На допросах он бравировал своими политическими убеждениями, еще несколько дней назад так тщательно скрываемыми. Цинично рассказывая о своей преступной деятельности, он не щадил своих сообщников и, как ни странно, не пытался спрятаться за спины других. Гумба вел себя иначе. Отрицая вначале все предъявленные обвинения, он отступал, прижатый фактами, понемногу сдавая позицию за позицией. Упорнее всех был отец Иосаф – Зубович. Когда его спросили, где радиостанция, он удивленно посмотрел на Дмитренко и Чиверадзе и, пожав плечами, ответил, что вообще в своей жизни никогда ее не видел.

Но здесь неожиданно помог служка – Маринец. Вообще он знал много, этот маленький монах, помимо своей воли втянутый в эту компанию. Зубовичу пришлось сдаваться. Наконец, на одном из последних допросов он назвал имя своего последнего гостя. Так следствие пришло к Кребсу. Услышав эту фамилию, Дмитренко обменялся взглядом с Чиверадзе и прекратил допрос.

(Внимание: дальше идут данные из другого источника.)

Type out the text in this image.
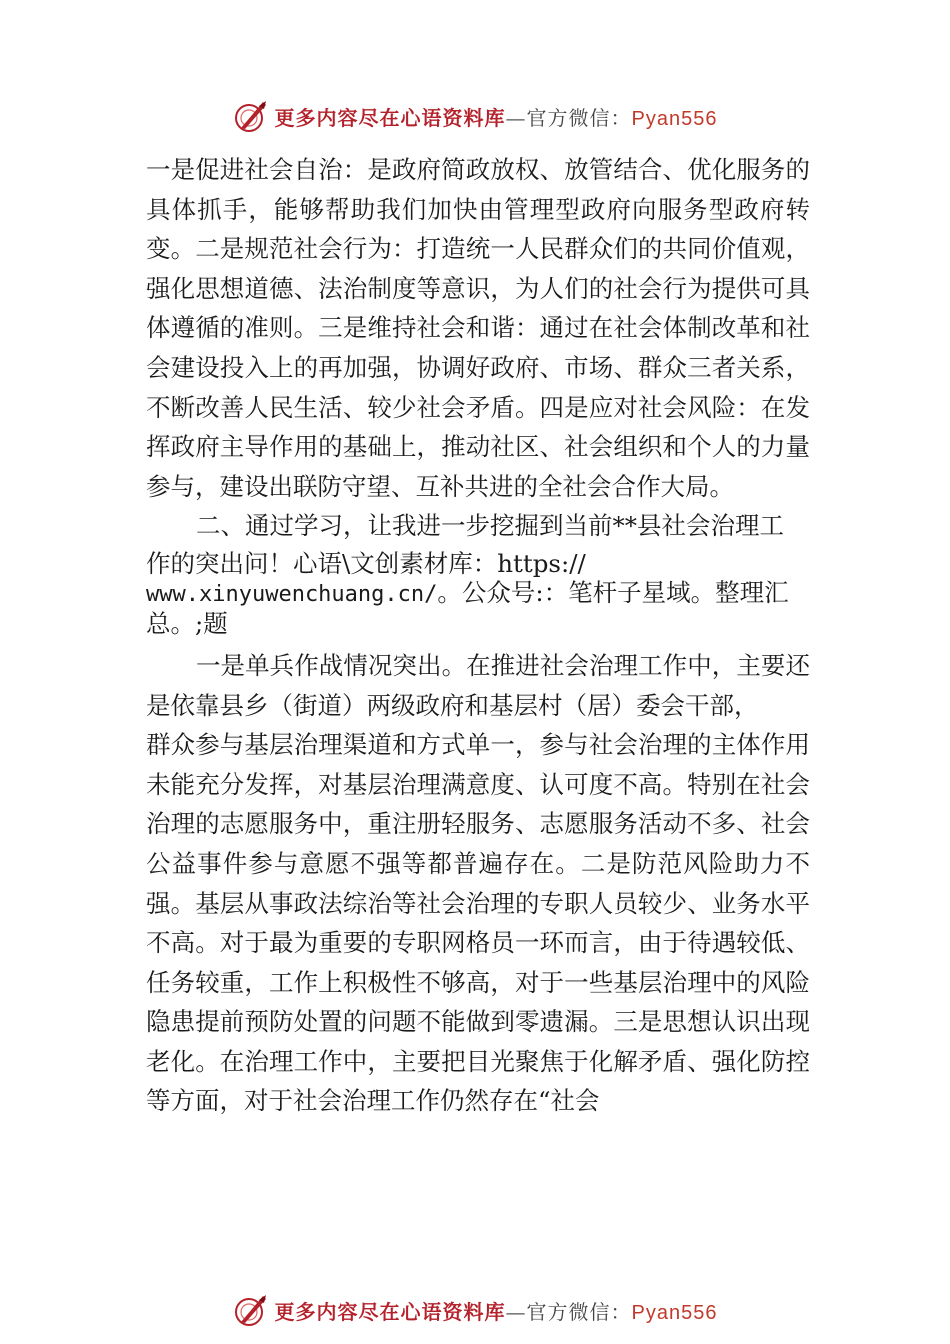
更多内容尽在心语资料库—官方微信：Pyan556

一是促进社会自治：是政府简政放权、放管结合、优化服务的具体抓手，能够帮助我们加快由管理型政府向服务型政府转变。二是规范社会行为：打造统一人民群众们的共同价值观，强化思想道德、法治制度等意识，为人们的社会行为提供可具体遵循的准则。三是维持社会和谐：通过在社会体制改革和社会建设投入上的再加强，协调好政府、市场、群众三者关系，不断改善人民生活、较少社会矛盾。四是应对社会风险：在发挥政府主导作用的基础上，推动社区、社会组织和个人的力量参与，建设出联防守望、互补共进的全社会合作大局。

二、通过学习，让我进一步挖掘到当前**县社会治理工

作的突出问！心语\文创素材库：https://
www.xinyuwenchuang.cn/。公众号:：笔杆子星域。整理汇
总。;题

一是单兵作战情况突出。在推进社会治理工作中，主要还是依靠县乡（街道）两级政府和基层村（居）委会干部，

群众参与基层治理渠道和方式单一，参与社会治理的主体作用未能充分发挥，对基层治理满意度、认可度不高。特别在社会治理的志愿服务中，重注册轻服务、志愿服务活动不多、社会公益事件参与意愿不强等都普遍存在。二是防范风险助力不强。基层从事政法综治等社会治理的专职人员较少、业务水平不高。对于最为重要的专职网格员一环而言，由于待遇较低、任务较重，工作上积极性不够高，对于一些基层治理中的风险隐患提前预防处置的问题不能做到零遗漏。三是思想认识出现老化。在治理工作中，主要把目光聚焦于化解矛盾、强化防控等方面，对于社会治理工作仍然存在“社会

更多内容尽在心语资料库—官方微信：Pyan556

– Пора, Иван Александрович! – сказал Дмитренко, когда они остались одни. И тогда Чиверадзе, уже не колеблясь, ответил:

– Хорошо! Сегодня!

Первым в управление был доставлен Назим Эмир-оглу, задержанный в тот момент, когда он садился на теплоход «Грузия», шедший в Батум. В его маленьком чемоданчике, кроме обязательных зубной щетки, мыла, полотенца и пижамы, обнаружили небольшую тетрадку с непонятными на первый взгляд записями. Даже пустой чемоданчик все же оставался тяжелым. Вскрыли дно и увидели плотно уложенные пачки денег купюрами по десять фунтов стерлингов. Втиснутый между ними лежал массивный золотой портсигар. Кроме подлинных документов в заднем кармане брюк был обнаружен паспорт, разные справки на имя Шония, деньги в советских знаках и… пистолет Дробышева.

Почти следом за Эмир-оглу привезли Шелия. Входя в помещение комендатуры, он из-за нерасторопности дежурного мельком увидел Назима. У него тоскливо сжалось сердце. Изредка, в бессонные ночи, к Шелия приходила мысль о возможном аресте, но он обманывал себя надеждой уйти в последнюю минуту в лес, к Эмухвари. «Ну, а дальше что? – задавал он себе вопрос. – Что ж, так всю жизнь в лесу?» И успокаивал себя тем, что это ненадолго, все переменится, а если нет, можно уйти за реку Чорох, в Турцию. На этот случай он кое-что скопил и хранил в потайном месте. Как-то в разговоре с Назимом он поделисся с ним своими опасениями, но тот успокоил его: до этого не дойдет, а если и случится, то есть люди посильнее, чем мы с тобой, они позаботятся о нас.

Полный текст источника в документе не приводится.